Strength and limitations
The main limitation of this study is the relatively low number of patients included, with 52 patients with RHD who underwent surgery and 49 historical controls. The main strength is the comprehensive pre- and post-operative assessments and complete follow-up data after the surgery. Compared with other studies, we also presented comprehensive echocardiographic data on valve durability and data from a historical control group. Importantly, only two surgical patients were lost to follow-up. Such a low proportion of patients lost to follow-up is rarely the case in similar studies (17–19, 21). It is important to interpret the differences between the groups with caution. As they are not equal, the generalizability of the differences between the groups is limited.

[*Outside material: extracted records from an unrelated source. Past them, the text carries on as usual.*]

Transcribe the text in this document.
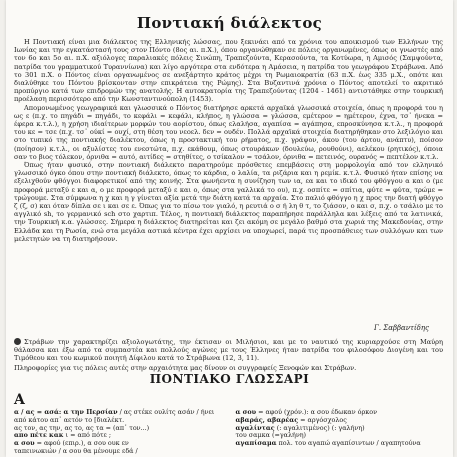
Ποντιακή διάλεκτος

Η Ποντιακή είναι μια διάλεκτος της Ελληνικής λώσσας, που ξεκινάει από τα χρόνια του αποικισμού των Ελλήνων της Ιωνίας και την εγκατάστασή τους στον Πόντο (8ος αι. π.Χ.), όπου οργανώθηκαν σε πόλεις οργανωμένες, όπως οι γνωστές από τον 6ο και 5ο αι. π.Χ. αξιόλογες παραλιακές πόλεις Σινώπη, Τραπεζούντα, Κερασούντα, τα Κοτύωρα, η Αμισός (Σαμψούντα, πατρίδα του γραμματικού Τυραννίωνα) και λίγο αργότερα στα ενδότερα η Αμάσεια, η πατρίδα του γεωγράφου Στράβωνα. Από το 301 π.Χ. ο Πόντος είναι οργανωμένος σε ανεξάρτητο κράτος μέχρι τη Ρωμαιοκρατία (63 π.Χ. έως 335 μ.Χ., οπότε και διαλύθηκε του Πόντου βρίσκονταν στην επικράτεια της Ρώμης). Στα Βυζαντινά χρόνια ο Πόντος αποτελεί το ακριτικό προπύργιο κατά των επιδρομών της ανατολής. Η αυτοκρατορία της Τραπεζούντας (1204 - 1461) αντιστάθηκε στην τουρκική προέλαση περισσότερο από την Κωνσταντινούπολη (1453).

Απομονωμένος γεωγραφικά και γλωσσικά ο Πόντος διατήρησε αρκετά αρχαϊκά γλωσσικά στοιχεία, όπως η προφορά του η ως ε (π.χ. το πηγάδι = πηγάδι, το κεφάλι = κεφάλι, κλήπος, η γλώσσα = γλώσσα, εμέτερον = ημέτερον, έχνα, τσ᾽ ήνεκα = έφερα κ.τ.λ.), η χρήση ιδιαίτερων μορφών του αορίστου, όπως ελαλήσα, αγαπίσα = αγάπησα, επροσκύνησα κ.τ.λ., η προφορά του κε = τσε (π.χ. τσ᾽ ούκί = ουχί, στη θέση του νεοελ. δεν = ουδέν. Πολλά αρχαϊκά στοιχεία διατηρήθηκαν στο λεξιλόγιο και στο τυπικό της ποντιακής διαλέκτου, όπως η προστακτική του ρήματος, π.χ. γράψον, άκου (του άρτου, ανάπτυ), ποίσον (ποίησον) κ.τ.λ., οι αξυλίστες του ενεστώτα, π.χ. εκάθουμ, όπως στουράκων (δουλεύω, ρουθούνι), αελέκου (ρητικός), όποια σαν το βιος τόλεκον, όρνιθα = αυτό, αιτίδες = στηθίτες, ο τσίκαλον = τσάλον, όρνιθα = πετεινός, ουρανός = πεπτέλον κ.τ.λ.

Όπως ήταν φυσικό, στην ποντιακή διάλεκτο παρατηρούμε πρόσθετες επεμβάσεις στη μορφολογία από τον ελληνικό γλωσσικό όγκο όπου στην ποντιακή διάλεκτο, όπως το κάρδια, ο λαλία, τα ριζάρια και η ρεμίκ. κ.τ.λ. Φυσικό ήταν επίσης να εξελιχθούν φθόγγοι διαφορετικοί από της κοινής. Στα φωνήεντα η συνίζηση των ια, εα και το ιδικό του φθόγγου α και ο (με προφορά μεταξύ ε και α, ο με προφορά μεταξύ ε και ο, όπως στα γαλλικά το ου), π.χ. οσπίτε = σπίτια, φύτε = φύτα, τρώμε = τρώγουμε. Στα σύμφωνα η χ και η γ γίνεται αξία μετά την διάτη κατά τα αρχαία. Στο παλιό φθόγγο η χ προς την διατή φθόγγο ζ (ζ, σ) και όταν δίπλα σε ι και σε ε. Όπως για το πίσω τον γιαλό, η ρευτιά ο σ ή λη θ τ, το ζιάσον, ο και σ, π.χ. ο τσάλιο με το αγγλικό sh, το γερμανικό sch στο χαρτιπ. Τέλος, η ποντιακή διάλεκτος παραπήρησε παράλληλα και λέξεις από τα λατινικά, την Τουρκική κ.α. γλώσσες. Σήμερα η διάλεκτος διατηρείται και ζει ακόμη σε μεγάλο βαθμό στα χωριά της Μακεδονίας, στην Ελλάδα και τη Ρωσία, ενώ στα μεγάλα αστικά κέντρα έχει αρχίσει να υποχωρεί, παρά τις προσπάθειες των συλλόγων και των μελετητών να τη διατηρήσουν.

Γ. Σαββαντίδης

Στράβων την χαρακτηρίζει αξιολογωτάτης, την έκτισαν οι Μιλήσιοι, και με το ναυτικό της κυριαρχούσε στη Μαύρη θάλασσα και έξω από τα συμπαστέα και πολλούς αγώνες με τους Έλληνες ήταν πατρίδα του φιλοσόφου Διογένη και του Τιμόθεου και του κωμικού ποιητή Δίφιλου κατά το Στράβωνα (12, 3, 11).

Πληροφορίες για τις πόλεις αυτές στην αρχαιότητα μας δίνουν οι συγγραφείς Ξενοφών και Στράβων.

ΠΟΝΤΙΑΚΟ ΓΛΩΣΣΑΡΙ
Α

α / ας = ασά: α την Περσίαν / ας στέκε ουλίτς ασάν / ήνει από κάτου απ᾽ αετόν το [διαλέκτ.

ας τον, ας την, ας το, ας τα = (απ᾽ τον...)

απο πέτε κακ ι = από πότε ;

α σου = αφού (επιρ.), α σου ουκ εν

ταπεινωκιών / α σου θα μένουμε εδά /

α σου = αφού (χρόν.): α σου έδωκαν όρκον

αβαράς, αβαρέας = αργόσχολος

αγαλίντας (: αγαλιτιμένος) (: γαλήνη)

του σαμκα (=γαλήνη)

αγαπίσαμα πολ. του αγαπώ αγαπίσιντων / αγαπητούνα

Even though we made significant efforts to balance the groups when selecting the controls, we did not randomize patients into the intervention and control groups. Furthermore, a significant difference in data collection between the groups was that no control patient was examined by the Norwegian heart team. Thus, we lack comprehensive information on comorbidity, echocardiographic measurements, and some clinical outcomes in the control group, which, together with the difference in loss to follow-up between the groups, probably underestimates the disease burden in the control group. Moreover, the global COVID-19 pandemic negatively influenced the number of surgeries that could be performed and the war in Tigray negatively influenced the treatment and follow-up of surgical patients. This may have worsened the outcome in some of the surgical patients. In sum, this means that the presented results likely underestimate the effect size of valvular surgery in severe symptomatic RHD on clinical outcomes. Nonetheless, our results add to the knowledge base regarding outcomes after valvular surgery in patients with RHD in LMICs.
Conclusion
Mid-term outcomes in patients after open-heart surgery for severe chronic RHD in a sub-Saharan country were superior compared to a group of matched controls who did not receive surgery due to the limited availability. The function and durability of the repaired and prosthetic valves were good. Thus, we conclude that open-heart surgery for severe chronic RHD in LMICs may improve long-term outcomes when supported by a dedicated cardiac program including comprehensive follow-up to optimize post-operative care. To succeed in building sustainable cardiac surgery services in LMICs, there is a need for collaboration and support from countries with well-established cardiac surgery services.